In recent years the writing world has developed a category called “creative non-fiction.”  Problem is, best I can tell, there is no agreement on a definition.  I think Lytton Strachey may have originated the approach in his 1918 historical account, “Eminent Victorians.”  In that breakthrough history (or “history” as his critics would prefer) he often wrote down precise details of conversations that he could not have known about. The principals were often dead by the time he wrote but, nevertheless he recounted in elaborate detail word-for-word conversations that no one but the deceased could have known about.  He was heavily criticized, in part, because he skewered the pretenses of the eminent Victorians in question, but also because he made up stuff. It may be the case that Strachey actually invented creative non-fiction.  If he did, Hunter Thompson was a quick adapter.  In his “gonzo journalism” the reader never knows whether he’s reading fact or fiction.  This is especially true in his writings about Richard Nixon.  I find this kind of faux journalism very frustrating. Tim O’Brien, who wrote the fine and enormously successful book about Vietnam, The Things They Carried, would never say what was fact and what was not.  Some of his stories are purely factual; others are, it seems, purely fictional.  He gives himself and his compadres fictitious names at times; at times he uses real names.  The part about him hiding out in Canada and consulting a wizened wise man, have been shown to be pure fiction, as I understand it.  At the other end of this spectrum are the stories—often called romans a clef— offered as fiction that borrow obviously from real events in the author’s life.

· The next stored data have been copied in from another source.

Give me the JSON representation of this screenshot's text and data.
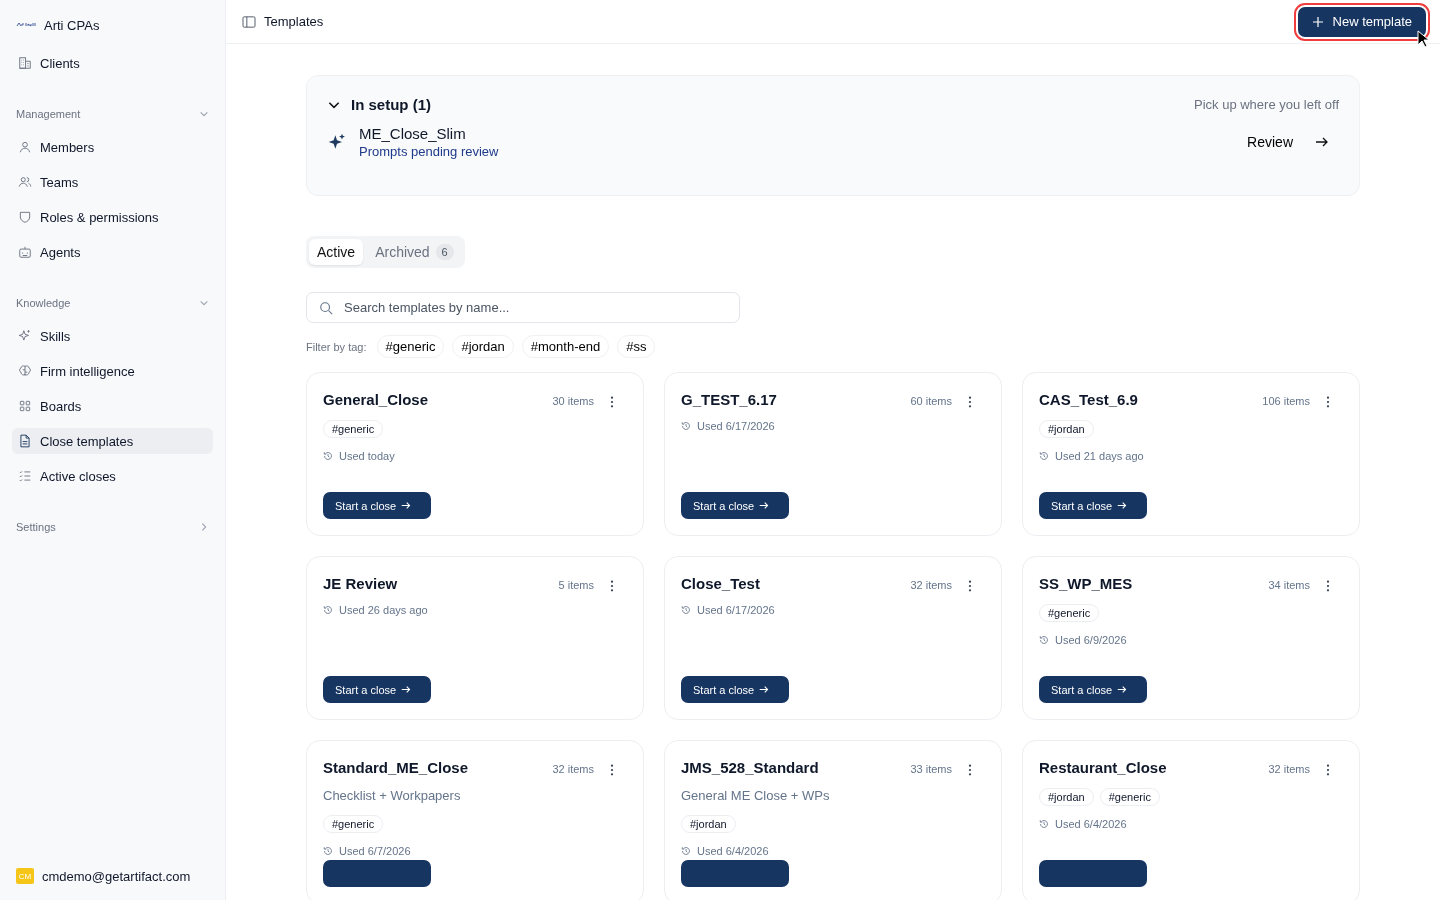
{
  "sidebar": {
    "org": "Arti CPAs",
    "top_items": [
      {
        "label": "Clients",
        "selected": false
      }
    ],
    "sections": [
      {
        "title": "Management",
        "expanded": true,
        "items": [
          {
            "label": "Members",
            "selected": false
          },
          {
            "label": "Teams",
            "selected": false
          },
          {
            "label": "Roles & permissions",
            "selected": false
          },
          {
            "label": "Agents",
            "selected": false
          }
        ]
      },
      {
        "title": "Knowledge",
        "expanded": true,
        "items": [
          {
            "label": "Skills",
            "selected": false
          },
          {
            "label": "Firm intelligence",
            "selected": false
          },
          {
            "label": "Boards",
            "selected": false
          },
          {
            "label": "Close templates",
            "selected": true
          },
          {
            "label": "Active closes",
            "selected": false
          }
        ]
      },
      {
        "title": "Settings",
        "expanded": false
      }
    ],
    "user": {
      "initials": "CM",
      "email": "cmdemo@getartifact.com"
    }
  },
  "header": {
    "title": "Templates",
    "new_button": "New template"
  },
  "setup": {
    "title": "In setup (1)",
    "expanded": true,
    "hint": "Pick up where you left off",
    "item_name": "ME_Close_Slim",
    "item_status": "Prompts pending review",
    "review_button": "Review"
  },
  "tabs": [
    {
      "label": "Active",
      "selected": true
    },
    {
      "label": "Archived",
      "selected": false,
      "count": "6"
    }
  ],
  "search": {
    "placeholder": "Search templates by name..."
  },
  "filter": {
    "label": "Filter by tag:",
    "tags": [
      "#generic",
      "#jordan",
      "#month-end",
      "#ss"
    ]
  },
  "templates": [
    {
      "name": "General_Close",
      "count": "30 items",
      "tags": [
        "#generic"
      ],
      "used": "Used today",
      "button": "Start a close"
    },
    {
      "name": "G_TEST_6.17",
      "count": "60 items",
      "used": "Used 6/17/2026",
      "button": "Start a close"
    },
    {
      "name": "CAS_Test_6.9",
      "count": "106 items",
      "tags": [
        "#jordan"
      ],
      "used": "Used 21 days ago",
      "button": "Start a close"
    },
    {
      "name": "JE Review",
      "count": "5 items",
      "used": "Used 26 days ago",
      "button": "Start a close"
    },
    {
      "name": "Close_Test",
      "count": "32 items",
      "used": "Used 6/17/2026",
      "button": "Start a close"
    },
    {
      "name": "SS_WP_MES",
      "count": "34 items",
      "tags": [
        "#generic"
      ],
      "used": "Used 6/9/2026",
      "button": "Start a close"
    },
    {
      "name": "Standard_ME_Close",
      "count": "32 items",
      "description": "Checklist + Workpapers",
      "tags": [
        "#generic"
      ],
      "used": "Used 6/7/2026"
    },
    {
      "name": "JMS_528_Standard",
      "count": "33 items",
      "description": "General ME Close + WPs",
      "tags": [
        "#jordan"
      ],
      "used": "Used 6/4/2026"
    },
    {
      "name": "Restaurant_Close",
      "count": "32 items",
      "tags": [
        "#jordan",
        "#generic"
      ],
      "used": "Used 6/4/2026"
    }
  ]
}
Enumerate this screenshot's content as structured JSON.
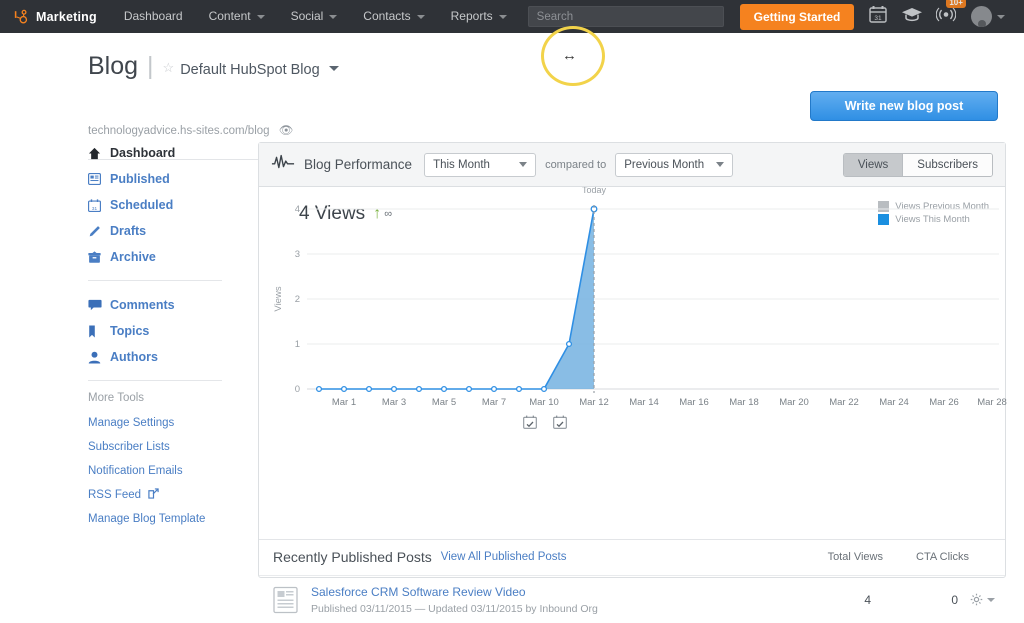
{
  "topnav": {
    "brand": "Marketing",
    "brand_logo_icon": "hubspot-sprocket-icon",
    "items": [
      {
        "label": "Dashboard",
        "caret": false
      },
      {
        "label": "Content",
        "caret": true
      },
      {
        "label": "Social",
        "caret": true
      },
      {
        "label": "Contacts",
        "caret": true
      },
      {
        "label": "Reports",
        "caret": true
      }
    ],
    "search_placeholder": "Search",
    "search_value": "",
    "getting_started": "Getting Started",
    "calendar_icon": "calendar-31-icon",
    "calendar_day": "31",
    "academy_icon": "graduation-cap-icon",
    "notifications_icon": "broadcast-icon",
    "notifications_badge": "10+",
    "avatar_icon": "user-avatar-icon",
    "accent_orange": "#f5821f",
    "bar_background": "#2f3237"
  },
  "pageheader": {
    "blog_word": "Blog",
    "separator": "|",
    "star_icon": "star-outline-icon",
    "blog_name": "Default HubSpot Blog",
    "url": "technologyadvice.hs-sites.com/blog",
    "eye_icon": "eye-icon",
    "write_button": "Write new blog post",
    "write_button_color": "#2f8fe4"
  },
  "annotation": {
    "highlight_icon": "yellow-circle-highlight",
    "highlight_color": "#f2d34a",
    "cursor_icon": "horizontal-resize-cursor",
    "cursor_glyph": "↔"
  },
  "sidebar": {
    "items": [
      {
        "label": "Dashboard",
        "icon": "home-icon",
        "active": true
      },
      {
        "label": "Published",
        "icon": "published-article-icon",
        "active": false
      },
      {
        "label": "Scheduled",
        "icon": "calendar-icon",
        "active": false
      },
      {
        "label": "Drafts",
        "icon": "pencil-icon",
        "active": false
      },
      {
        "label": "Archive",
        "icon": "archive-box-icon",
        "active": false
      }
    ],
    "items2": [
      {
        "label": "Comments",
        "icon": "speech-bubble-icon"
      },
      {
        "label": "Topics",
        "icon": "bookmark-icon"
      },
      {
        "label": "Authors",
        "icon": "person-icon"
      }
    ],
    "more_tools_label": "More Tools",
    "links": [
      {
        "label": "Manage Settings",
        "external": false
      },
      {
        "label": "Subscriber Lists",
        "external": false
      },
      {
        "label": "Notification Emails",
        "external": false
      },
      {
        "label": "RSS Feed",
        "external": true
      },
      {
        "label": "Manage Blog Template",
        "external": false
      }
    ],
    "link_color": "#4a7ec4"
  },
  "panel": {
    "pulse_icon": "pulse-waveform-icon",
    "title": "Blog Performance",
    "range_select": "This Month",
    "compared_to_label": "compared to",
    "compare_select": "Previous Month",
    "toggle": [
      {
        "label": "Views",
        "selected": true
      },
      {
        "label": "Subscribers",
        "selected": false
      }
    ],
    "big_stat": "4 Views",
    "trend_arrow": "↑",
    "trend_value": "∞",
    "trend_color": "#7cb342",
    "calendar_marker_icon": "calendar-check-icon",
    "calendar_markers": 2
  },
  "chart_data": {
    "type": "area",
    "title": "Blog Performance",
    "xlabel": "",
    "ylabel": "Views",
    "ylim": [
      0,
      4
    ],
    "yticks": [
      0,
      1,
      2,
      3,
      4
    ],
    "grid": true,
    "legend_position": "top-right",
    "x_tick_labels": [
      "Mar 1",
      "Mar 3",
      "Mar 5",
      "Mar 7",
      "Mar 10",
      "Mar 12",
      "Mar 14",
      "Mar 16",
      "Mar 18",
      "Mar 20",
      "Mar 22",
      "Mar 24",
      "Mar 26",
      "Mar 28"
    ],
    "annotations": [
      {
        "text": "Today",
        "x": "Mar 12",
        "style": "dashed-vertical-line"
      }
    ],
    "series": [
      {
        "name": "Views This Month",
        "color": "#2f8fe4",
        "fill": "#74b2e0",
        "x": [
          "Feb 28",
          "Mar 1",
          "Mar 2",
          "Mar 3",
          "Mar 4",
          "Mar 5",
          "Mar 6",
          "Mar 7",
          "Mar 8",
          "Mar 9",
          "Mar 10",
          "Mar 11",
          "Mar 12"
        ],
        "values": [
          0,
          0,
          0,
          0,
          0,
          0,
          0,
          0,
          0,
          0,
          0,
          1,
          4
        ]
      },
      {
        "name": "Views Previous Month",
        "color": "#b9bdc1",
        "fill": "#b9bdc1",
        "x": [],
        "values": []
      }
    ],
    "legend": [
      {
        "label": "Views Previous Month",
        "color": "#b9bdc1"
      },
      {
        "label": "Views This Month",
        "color": "#1a8fe0"
      }
    ]
  },
  "recent_posts": {
    "section_title": "Recently Published Posts",
    "view_all_link": "View All Published Posts",
    "columns": [
      "Total Views",
      "CTA Clicks"
    ],
    "rows": [
      {
        "doc_icon": "document-icon",
        "title": "Salesforce CRM Software Review Video",
        "meta": "Published 03/11/2015 — Updated 03/11/2015 by Inbound Org",
        "total_views": "4",
        "cta_clicks": "0",
        "gear_icon": "gear-icon"
      }
    ]
  }
}
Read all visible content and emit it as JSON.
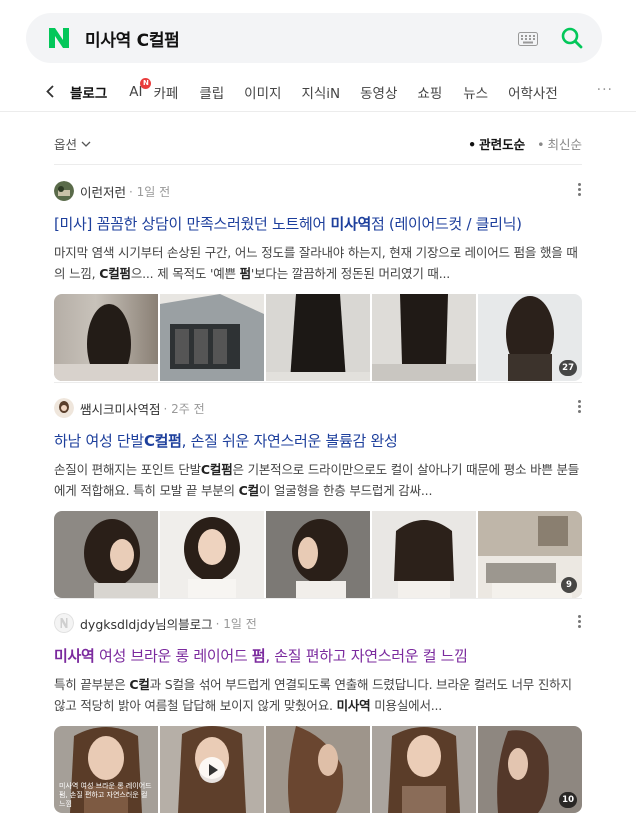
{
  "search": {
    "query": "미사역 C컬펌"
  },
  "tabs": {
    "items": [
      "블로그",
      "AI",
      "카페",
      "클립",
      "이미지",
      "지식iN",
      "동영상",
      "쇼핑",
      "뉴스",
      "어학사전"
    ],
    "ai_badge": "N",
    "more": "···"
  },
  "options": {
    "label": "옵션",
    "sort_relevance": "관련도순",
    "sort_latest": "최신순"
  },
  "results": [
    {
      "author": "이런저런",
      "date": "· 1일 전",
      "title_parts": [
        "[미사] 꼼꼼한 상담이 만족스러웠던 노트헤어 ",
        "미사역",
        "점 (레이어드컷 / 클리닉)"
      ],
      "desc_parts": [
        "마지막 염색 시기부터 손상된 구간, 어느 정도를 잘라내야 하는지, 현재 기장으로 레이어드 펌을 했을 때의 느낌, ",
        "C컬펌",
        "으... 제 목적도 '예쁜 ",
        "펌",
        "'보다는 깔끔하게 정돈된 머리였기 때..."
      ],
      "count": "27"
    },
    {
      "author": "쌤시크미사역점",
      "date": "· 2주 전",
      "title_parts": [
        "하남 여성 단발",
        "C컬펌",
        ", 손질 쉬운 자연스러운 볼륨감 완성"
      ],
      "desc_parts": [
        "손질이 편해지는 포인트 단발",
        "C컬펌",
        "은 기본적으로 드라이만으로도 컬이 살아나기 때문에 평소 바쁜 분들에게 적합해요. 특히 모발 끝 부분의 ",
        "C컬",
        "이 얼굴형을 한층 부드럽게 감싸..."
      ],
      "count": "9"
    },
    {
      "author": "dygksdldjdy님의블로그",
      "date": "· 1일 전",
      "title_parts": [
        "미사역",
        " 여성 브라운 롱 레이어드 ",
        "펌",
        ", 손질 편하고 자연스러운 컬 느낌"
      ],
      "desc_parts": [
        "특히 끝부분은 ",
        "C컬",
        "과 S컬을 섞어 부드럽게 연결되도록 연출해 드렸답니다. 브라운 컬러도 너무 진하지 않고 적당히 밝아 여름철 답답해 보이지 않게 맞췄어요. ",
        "미사역",
        " 미용실에서..."
      ],
      "caption": "미사역 여성 브라운 롱 레이어드 펌, 손질 편하고 자연스러운 컬 느낌",
      "count": "10"
    }
  ],
  "colors": {
    "brand": "#03c75a",
    "title_link": "#1d3f9c",
    "visited": "#7b2a9e"
  },
  "icons": [
    "naver-logo-icon",
    "keyboard-icon",
    "search-icon",
    "back-chevron-icon",
    "chevron-down-icon",
    "kebab-menu-icon",
    "play-icon"
  ]
}
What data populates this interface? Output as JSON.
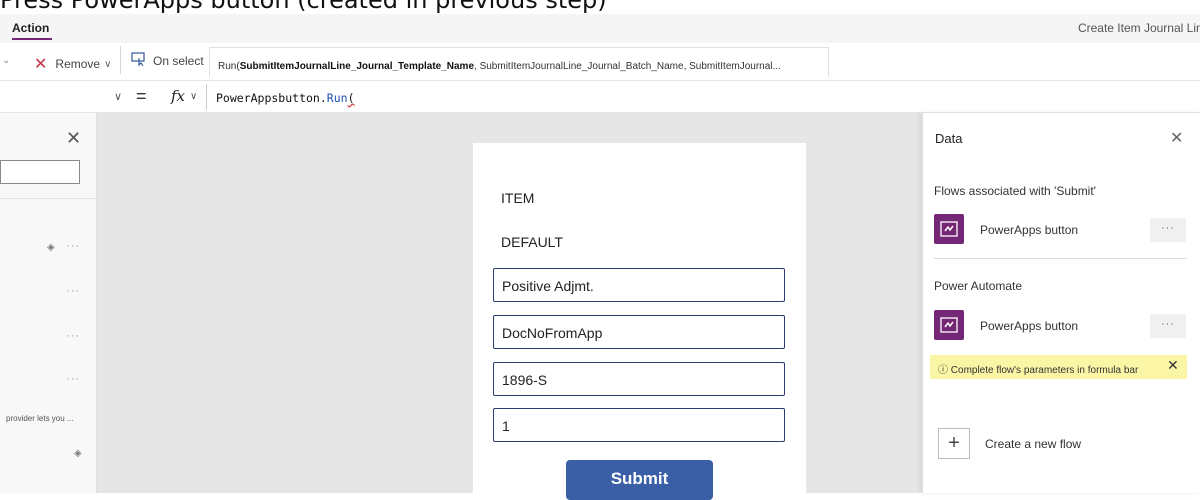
{
  "caption": "Press PowerApps button (created in previous step)",
  "menubar": {
    "action_tab": "Action",
    "create_title": "Create Item Journal Lir"
  },
  "toolbar": {
    "remove_label": "Remove",
    "on_select_label": "On select",
    "formula_preview_prefix": "Run(",
    "formula_preview_bold": "SubmitItemJournalLine_Journal_Template_Name",
    "formula_preview_rest": ", SubmitItemJournalLine_Journal_Batch_Name, SubmitItemJournal..."
  },
  "formula_bar": {
    "equals": "=",
    "fx": "fx",
    "object": "PowerAppsbutton.",
    "function": "Run",
    "paren": "("
  },
  "left_panel": {
    "text_snippet": "provider lets you ...",
    "dots": "···"
  },
  "form": {
    "label_item": "ITEM",
    "label_default": "DEFAULT",
    "field_1": "Positive Adjmt.",
    "field_2": "DocNoFromApp",
    "field_3": "1896-S",
    "field_4": "1",
    "submit_label": "Submit"
  },
  "data_panel": {
    "title": "Data",
    "section_associated": "Flows associated with 'Submit'",
    "flow_1": "PowerApps button",
    "section_power_automate": "Power Automate",
    "flow_2": "PowerApps button",
    "more": "···",
    "warning": "Complete flow's parameters in formula bar",
    "new_flow": "Create a new flow"
  },
  "colors": {
    "brand": "#742774",
    "submit": "#3a5fa6",
    "warning_bg": "#fbf5a6",
    "error": "#d13438"
  }
}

Back to the question of what creative non-fiction is. Some take the view that if you add or change anything, anything at all, that you are not able to document or recall specifically, you are over the line into fiction.  Another view is that, if you make the conversations or weather or costumes consistent with the real facts and with the character of the subject, you are not in fiction but creative non-fiction.  And finally, there is the view—perhaps the result of our post-factual political world—that anything spun off of a factual basis is still creative non-fiction.

Well, who cares?  Publishers do.  Reviewers do.  But I’m not sure anyone else is much interested.

Many of the stories that follow are all based, to one degree or another, on my own real-world experiences. In some instances, I’ve embellished the original facts or used composites of people I’ve known.  I’ve supplied dialogue and scene details that now lost in the mists of time. I’ve changed some time sequences. The childhood years in this mix are purely factual—call them memoirs–as best I can make them.  The later stories are served by more embellishment.  As it is in total fictions, some supporting characters are composites.

I offer my take on the usual disclaimer:  The characters in these stories are purely creations of the writer’s imagination, except when they’re not.  Names and places have been changed to protect the innocent and, sometimes, to protect the guilty.

The greatest example of pure fiction, in my mind, is the usual author’s disclaimer that any resemblance to persons living or dead is purely coincidental.  The disclaimer is usually a fiction itself, a flimsy bulwark against libel lawsuits.

These efforts borrow a bit from recollections contained in Tom, Bess and Fate, published earlier.